As you are no longer enrolled or employed at the University of Pennsylvania, your computing accounts with the University of Pennsylvania are due to expire in thirty (30) days. If you plan to re-enroll during the coming year, contact our department to extend your time limit. Otherwise, please make every effort, as soon as is convenient, to migrate all personal email or data files to another system.

She had barely thought of Penn. In fact, she had intentionally shielded herself from such memories, surrounding herself with new places and sights and smells. She hadn’t logged on to her Penn account in months. The autocar simulations she never wanted to see again, but they had been little more than a driving course with roads and traffic lights and simple rules anyway. Her true experiments had been the worlds in which her Mikes lived and died. As far as she knew, all of those simulations were still loaded on her cluster. In fact, they were probably still running.

The last time she had worked on that software, she had built the evolutionary algorithm directly into the worlds, so that new Mikes would keep spawning and fighting for resources indefinitely. The months since then would have been like millennia to them—tens of thousands of generations would have spawned and fought and died.

That night, she skipped her usual wandering and returned to her apartment. She lay back on her bed with her glasses and her game console and typed the password to access the cluster of virtual machines allocated to her on the university cloud. After logging in to the game, she was presented with a Realplanet avatar and a view of the sparkling lake and distant mountains of the Mikes’ world. Everything looked much as it had before.

Then she pulled up an info panel to review the details of the world, and discovered the impossible. The original world she’d created covered about a dozen square miles and was limited to a hundred Mikes. It couldn’t be much bigger than that, because the more Mikes she added, and the larger the world, the more computing capacity it required, and her university account was limited to the cluster of virtual machines and associated memory she had available.

The info panel, however, showed that the world had grown a thousandfold. Instead of a dozen square miles, it now covered the equivalent of the area of Maryland. Instead of a hundred Mikes, it now supported a population of ten million.

Ten million. It wasn’t possible.
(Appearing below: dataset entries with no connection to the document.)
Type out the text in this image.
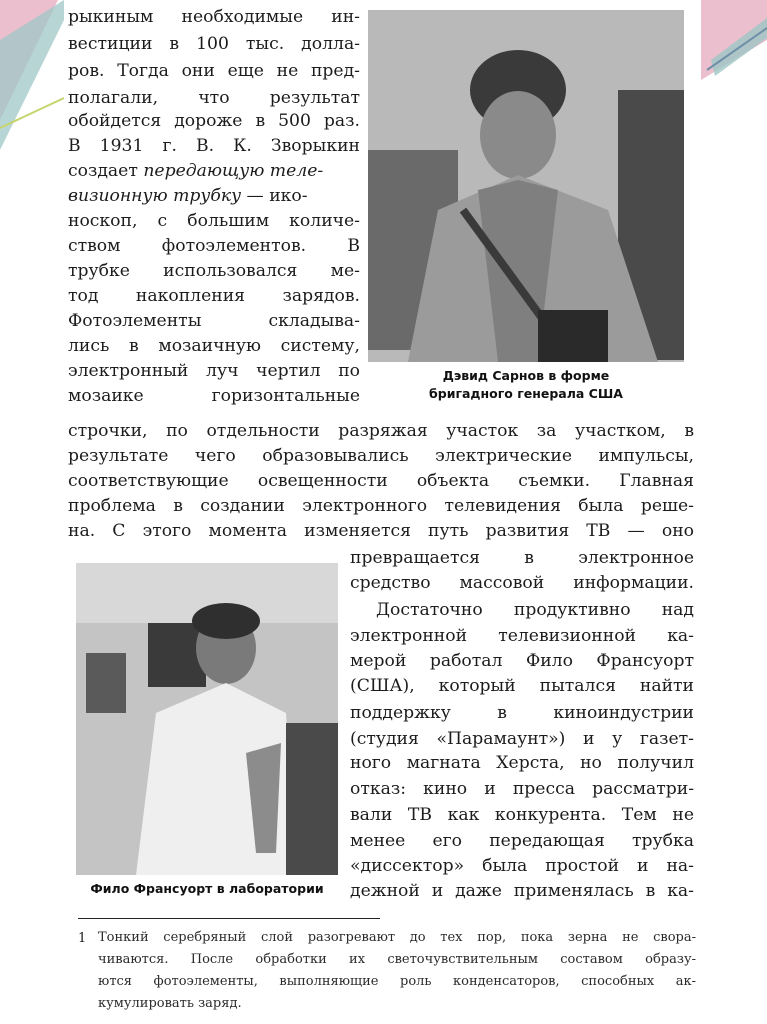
Дэвид Сарнов в форме
бригадного генерала США
Фило Франсуорт в лаборатории
рыкиным необходимые ин-
вестиции в 100 тыс. долла-
ров. Тогда они еще не пред-
полагали, что результат
обойдется дороже в 500 раз.
В 1931 г. В. К. Зворыкин
создает передающую теле-
визионную трубку — ико-
носкоп, с большим количе-
ством фотоэлементов. В
трубке использовался ме-
тод накопления зарядов.
Фотоэлементы складыва-
лись в мозаичную систему,
электронный луч чертил по
мозаике горизонтальные
строчки, по отдельности разряжая участок за участком, в
результате чего образовывались электрические импульсы,
соответствующие освещенности объекта съемки. Главная
проблема в создании электронного телевидения была реше-
на. С этого момента изменяется путь развития ТВ — оно
превращается в электронное
средство массовой информации.
Достаточно продуктивно над
электронной телевизионной ка-
мерой работал Фило Франсуорт
(США), который пытался найти
поддержку в киноиндустрии
(студия «Парамаунт») и у газет-
ного магната Херста, но получил
отказ: кино и пресса рассматри-
вали ТВ как конкурента. Тем не
менее его передающая трубка
«диссектор» была простой и на-
дежной и даже применялась в ка-
1 Тонкий серебряный слой разогревают до тех пор, пока зерна не свора-
чиваются. После обработки их светочувствительным составом образу-
ются фотоэлементы, выполняющие роль конденсаторов, способных ак-
кумулировать заряд.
The computing capacity required to manage a simulation of that size would far outstrip her university allotment. Besides, the world was a fixed size. It wasn’t designed to grow larger. Realplanet could handle larger simulations, of course, but only when given the instructions and server capacity to do so. How was this happening?

There was only one explanation, crazy as it sounded. The Mikes had done it. Which meant they were reaching out of the confines of the Realplanet simulation. Somehow, they had evolved to use the tools inside their world to affect things outside of it. The environment to which they were adapting, after all, was not just the simulation but the whole computing system that hosted it. If some Realplanet bug allowed changes to the file system or runtime environment, and exploiting that bug gave them a survival advantage, then given enough time, the Mikes would find it.

It was the power of evolution at work. Over time, any mechanism that improved their ability to produce offspring would survive into the next generation. She didn’t know how they were doing it yet, but she would find out. The real question was, if they could do this, what more could they learn to accomplish?